Исконная профессия палангенцев и нашего рода определялась тем редким естественным продуктом, который море здесь выбрасывало. Это был янтарь. Когда я в 1923 г. сидел на веранде моего покойного кузена Лазаря Гутмана, янтарного фабриканта, то к веранде подошел крестьянин и предложил купить большой кусок янтаря, который только что выбросило море. Вот этот дар Божий определил судьбу местечка, нашего рода и мою жизнь. Palonger – burschtinikes – палангенцы янтарщики, такое говорилось искони: Бернштейн, Бурнштейн – палангенские фамилии. Палангенцы занимались обработкой янтаря. Они выделывали из него бусы, четки, мундштуки, разного рода украшения. Но янтарные изделия были искони предметом мировой торговли, и это выводило палангенцев в далекий свет. В 60-х годах палангенский еврей Бекер основал в Мемеле ставшую знаменитой фирму «Stantien & Becker», которая стала добывать янтарь со дна Kurish Haf’a. С тех пор янтарь перестал почти выноситься на берег, и фирма эта стала почти монополистом по янтарю. Однако Бекер снабжал Паланген янтарем, устроил там фабрику, а затем устроил фабрику и в Москве, где на ней работали палангенцы. Живя на границе и у берега моря, палангенцы уже издавна эмигрировали. В эпоху рекрутских наборов кое-кому удавалось, спасаясь от рекрутчины, перебраться по ту сторону границы. Так перебралась родственная нам ветвь Бруцкусов сначала в Кенигсберг, а затем в Берлин, где мне приходилось с ней общаться: и в Париже имеется офранцуженая ветвь Бруцкусов. Родственники мои со стороны бабушки Бух, жившие в соседней литовской деревне Свекшне, еще в 70-х годах уехали в Соединенные Штаты, в Чикаго, где они, впрочем, переменили фамилию, торговали [нрзбр]. Однако большинство передвижений палангенцев определялось янтарем. Уже дедушка мой ездил продавать янтарь на ярмарку в Ромны: железных дорог тогда не было и езживали на телеге, так что путешествие продолжалось и месяц. А впечатление было таково, что говаривали, что за Ромнами уже кончается свет (losst sich aus die Welt).

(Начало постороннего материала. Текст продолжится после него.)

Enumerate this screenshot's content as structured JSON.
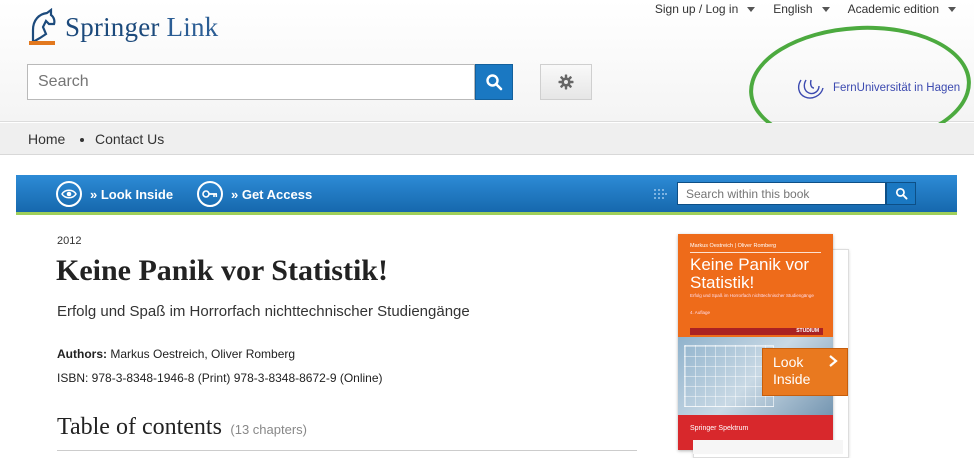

Мой отец в юности гранил янтарь, а затем много разъезжал по его продаже. Бывал и в Мемеле, и в Кенигсберге, и в Данциге, и в Берлине. Еще живя в Германии, я посетил глубокого старика Виттенберга, который когда-то в Мемеле покупал у моего отца янтарь. В царствование Александра II для еврейских купцов появилась возможность участвовать в Нижегородской ярмарке. Туда приезжали очень крупные покупатели янтаря (мундштуков, четок) – персидские купцы. С тех пор Нижегородская ярмарка или, как тогда говорили, der Makarjener jarid, получила решающее значение в экономической жизни палангенских евреев. Наряду с этим палангенцы стали подольше засиживаться в Москве, где, как во всероссийском торговом центре всегда бывали восточные купцы и где можно было всегда продавать янтарные изделия. Уже на Всероссийской выставке в Москве 1872 г. (она была устроена в Александровском саду у стены Кремля, и когда мы жили в Москве, там в саду еще можно было видеть остатки выставки) мой отец выставлял янтарные изделия. Выставку посетила царица Мария Федоровна. Ей очень понравился игрушечный самоварчик из янтаря, и она его купила у отца. Через 39 лет я с сестрами осматривал Большой дворец в Царском Селе; там была янтарная палата, и мы там увидели под стеклом тот самоварчик, который тогда уже покойный отец продал императрице.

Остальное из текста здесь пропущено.